As Lamborghini gets ready to celebrate its 50th anniversary next year, we’ve taken some time out to look at the company’s past and see how the modern Lambos hold up against their ancestors. Helping us in our research are two of Lamborghini’s most important models, a Countach and the latest Aventador.
Sitting the two cars side by side, it’s easy to see how far Lamborghini has come in just the past two decades. At the same time, there’s an undeniable link between the two cars, with the wedge profile and no-nonsense look confirming their bloodline.
This particular Countach, by the way, is the 25th Anniversary Edition, which Lamborghini released in 1988. It’s also the very last Countach ever built--Lamborghini took the car out of its official museum, which made hopping behind the wheel very nerve-racking.
Only 658 Countach 25th Anniversary Edition models were built over the span of a year, each of them powered by a 5.2-liter V-12 delivering 455 horsepower and capable of carrying them to a top speed of 183 mph.

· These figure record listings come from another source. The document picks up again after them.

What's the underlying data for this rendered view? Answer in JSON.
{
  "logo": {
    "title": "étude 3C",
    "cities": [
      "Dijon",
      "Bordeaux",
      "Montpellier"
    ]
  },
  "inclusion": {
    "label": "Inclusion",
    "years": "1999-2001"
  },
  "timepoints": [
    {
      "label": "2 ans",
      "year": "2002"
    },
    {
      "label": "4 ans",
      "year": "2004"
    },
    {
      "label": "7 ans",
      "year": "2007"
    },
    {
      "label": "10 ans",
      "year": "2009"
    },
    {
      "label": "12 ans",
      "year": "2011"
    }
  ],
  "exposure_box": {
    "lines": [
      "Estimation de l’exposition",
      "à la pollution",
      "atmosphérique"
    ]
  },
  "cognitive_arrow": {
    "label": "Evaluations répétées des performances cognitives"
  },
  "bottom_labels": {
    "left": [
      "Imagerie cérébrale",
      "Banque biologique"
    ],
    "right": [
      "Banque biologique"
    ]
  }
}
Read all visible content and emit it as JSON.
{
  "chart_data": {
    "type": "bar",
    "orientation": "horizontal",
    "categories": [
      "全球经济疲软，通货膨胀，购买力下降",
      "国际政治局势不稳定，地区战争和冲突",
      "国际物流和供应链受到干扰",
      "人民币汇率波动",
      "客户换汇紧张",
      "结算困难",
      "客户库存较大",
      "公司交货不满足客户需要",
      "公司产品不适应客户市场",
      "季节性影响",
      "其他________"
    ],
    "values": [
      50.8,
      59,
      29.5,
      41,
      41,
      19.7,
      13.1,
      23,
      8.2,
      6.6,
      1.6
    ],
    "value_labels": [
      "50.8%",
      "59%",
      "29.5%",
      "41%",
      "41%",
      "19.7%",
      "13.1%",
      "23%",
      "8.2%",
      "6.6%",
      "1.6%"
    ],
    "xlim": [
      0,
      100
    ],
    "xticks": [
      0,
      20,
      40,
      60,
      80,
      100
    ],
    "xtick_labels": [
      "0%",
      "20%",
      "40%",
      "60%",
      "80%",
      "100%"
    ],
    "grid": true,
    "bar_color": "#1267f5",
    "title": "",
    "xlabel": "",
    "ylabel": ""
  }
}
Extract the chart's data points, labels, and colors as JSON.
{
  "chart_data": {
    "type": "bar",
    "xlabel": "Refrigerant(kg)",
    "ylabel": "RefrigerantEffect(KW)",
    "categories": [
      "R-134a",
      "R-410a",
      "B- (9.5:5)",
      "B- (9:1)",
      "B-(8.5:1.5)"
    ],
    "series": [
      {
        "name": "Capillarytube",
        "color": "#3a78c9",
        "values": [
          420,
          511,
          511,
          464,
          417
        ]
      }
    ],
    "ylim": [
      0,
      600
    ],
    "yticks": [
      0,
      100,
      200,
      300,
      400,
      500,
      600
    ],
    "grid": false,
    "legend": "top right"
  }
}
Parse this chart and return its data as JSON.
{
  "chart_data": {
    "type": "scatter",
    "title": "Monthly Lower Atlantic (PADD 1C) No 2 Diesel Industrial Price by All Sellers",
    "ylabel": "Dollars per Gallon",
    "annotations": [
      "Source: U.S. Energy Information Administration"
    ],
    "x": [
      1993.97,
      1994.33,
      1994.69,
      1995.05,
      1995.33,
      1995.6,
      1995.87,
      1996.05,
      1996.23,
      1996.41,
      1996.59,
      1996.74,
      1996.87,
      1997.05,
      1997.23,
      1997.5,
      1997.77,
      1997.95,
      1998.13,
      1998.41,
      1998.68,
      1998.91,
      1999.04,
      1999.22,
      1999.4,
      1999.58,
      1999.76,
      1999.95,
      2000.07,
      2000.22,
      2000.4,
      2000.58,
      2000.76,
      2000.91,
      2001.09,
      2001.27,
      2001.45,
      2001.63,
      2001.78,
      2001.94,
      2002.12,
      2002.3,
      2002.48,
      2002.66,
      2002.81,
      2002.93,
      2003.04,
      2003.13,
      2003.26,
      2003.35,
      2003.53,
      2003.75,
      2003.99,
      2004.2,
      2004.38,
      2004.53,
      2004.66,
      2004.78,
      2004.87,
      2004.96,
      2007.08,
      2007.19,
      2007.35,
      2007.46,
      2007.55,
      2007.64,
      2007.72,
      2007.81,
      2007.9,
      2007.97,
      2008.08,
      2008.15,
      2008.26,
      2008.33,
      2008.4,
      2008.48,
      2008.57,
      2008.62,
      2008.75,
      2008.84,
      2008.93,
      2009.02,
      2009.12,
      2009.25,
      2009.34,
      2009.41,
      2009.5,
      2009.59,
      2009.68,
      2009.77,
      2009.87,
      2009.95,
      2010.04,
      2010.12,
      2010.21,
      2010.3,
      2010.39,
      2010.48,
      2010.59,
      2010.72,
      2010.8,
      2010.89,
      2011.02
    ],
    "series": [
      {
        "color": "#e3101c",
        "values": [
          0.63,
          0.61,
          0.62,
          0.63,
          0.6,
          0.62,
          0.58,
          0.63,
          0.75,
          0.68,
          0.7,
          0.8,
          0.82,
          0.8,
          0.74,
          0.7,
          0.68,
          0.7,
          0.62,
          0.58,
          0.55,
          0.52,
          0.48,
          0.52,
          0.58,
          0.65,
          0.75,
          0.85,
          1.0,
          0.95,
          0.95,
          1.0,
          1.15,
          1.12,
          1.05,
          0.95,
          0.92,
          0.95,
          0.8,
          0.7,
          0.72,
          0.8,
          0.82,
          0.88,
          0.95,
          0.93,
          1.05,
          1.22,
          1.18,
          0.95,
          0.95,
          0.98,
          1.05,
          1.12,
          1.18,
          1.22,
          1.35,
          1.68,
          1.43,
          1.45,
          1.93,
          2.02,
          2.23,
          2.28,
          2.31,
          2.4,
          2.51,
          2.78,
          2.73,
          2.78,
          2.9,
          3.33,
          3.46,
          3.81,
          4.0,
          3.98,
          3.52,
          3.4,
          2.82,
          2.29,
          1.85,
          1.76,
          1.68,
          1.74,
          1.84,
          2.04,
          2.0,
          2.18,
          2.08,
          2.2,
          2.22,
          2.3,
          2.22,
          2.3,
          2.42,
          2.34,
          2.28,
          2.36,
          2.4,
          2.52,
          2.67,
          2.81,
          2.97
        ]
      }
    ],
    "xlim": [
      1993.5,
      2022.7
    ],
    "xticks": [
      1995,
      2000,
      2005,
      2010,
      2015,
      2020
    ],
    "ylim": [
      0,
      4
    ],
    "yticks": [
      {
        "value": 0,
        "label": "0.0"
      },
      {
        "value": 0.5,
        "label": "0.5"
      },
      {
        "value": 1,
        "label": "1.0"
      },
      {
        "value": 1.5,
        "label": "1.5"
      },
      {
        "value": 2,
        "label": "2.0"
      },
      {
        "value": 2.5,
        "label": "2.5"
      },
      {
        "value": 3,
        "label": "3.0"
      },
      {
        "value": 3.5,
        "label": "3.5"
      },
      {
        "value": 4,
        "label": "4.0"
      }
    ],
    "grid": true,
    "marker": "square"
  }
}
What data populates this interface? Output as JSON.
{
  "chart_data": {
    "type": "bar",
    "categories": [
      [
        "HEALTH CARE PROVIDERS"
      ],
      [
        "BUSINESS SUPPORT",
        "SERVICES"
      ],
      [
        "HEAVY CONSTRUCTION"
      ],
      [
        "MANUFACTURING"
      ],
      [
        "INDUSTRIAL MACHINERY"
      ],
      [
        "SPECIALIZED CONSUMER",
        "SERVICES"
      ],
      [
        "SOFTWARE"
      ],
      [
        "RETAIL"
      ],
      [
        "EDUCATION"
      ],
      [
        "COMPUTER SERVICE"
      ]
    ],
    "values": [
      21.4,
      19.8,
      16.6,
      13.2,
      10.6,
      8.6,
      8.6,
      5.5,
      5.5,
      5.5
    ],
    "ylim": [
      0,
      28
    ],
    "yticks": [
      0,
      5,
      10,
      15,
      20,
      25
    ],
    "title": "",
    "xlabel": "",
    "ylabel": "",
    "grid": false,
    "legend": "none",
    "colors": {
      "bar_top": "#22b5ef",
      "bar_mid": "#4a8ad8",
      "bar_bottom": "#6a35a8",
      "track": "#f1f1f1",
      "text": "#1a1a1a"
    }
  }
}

The cars featured new front and side spoilers and modified air vents to set them apart from the previous Countach Quattrovalvole (QV), and handling some of those modifications was none other than Horacio Pagani, who worked at Lamborghini before heading off to start his own supercar company.
Between the launch of the two cars, Lamborghini was bought by Audi. This helped its supercars, which admittedly had a reputation for not being all that reliable, improve dramatically in not only reliability but also refinement. Performance, too, was improved significantly. The new Aventador, for example, will rocket to 60 mph in 2.9 seconds and keep going all the way until it reaches 217 mph.
By modern standards, the Countach feels like a race car. It’s loud, it’s rough and is prone to overheating--before you’re even out of first gear. Moving up and down the gated box makes you feel like your handling a truck at times, but there’s plenty of performance down there once you’re able to stretch the old girl's legs.
By comparison, the Aventador can be quite docile at road legal speeds, although its Independent Shifting Rod gearbox can be a bit unpredictable at lower speeds, sometimes causing the car to jerk violently when you're not expecting. When you drop the hammer, all hell breaks loose and you feel like you’re going to run out of road. That is, until the gearbox shifts up a gear and you’re lunged forward before immediately being thrown back into the seat.
Both cars also sound like nothing else, something you have to experience in this video, filmed by our friends at AutoEmotionenTV and eazy-entertainment. After watching it, we’re sure you’ll agree that even though Lamborghini has evolved considerably over the past 50 years, it hasn’t lost any of the ferociousness the raging bull on its logo personifies.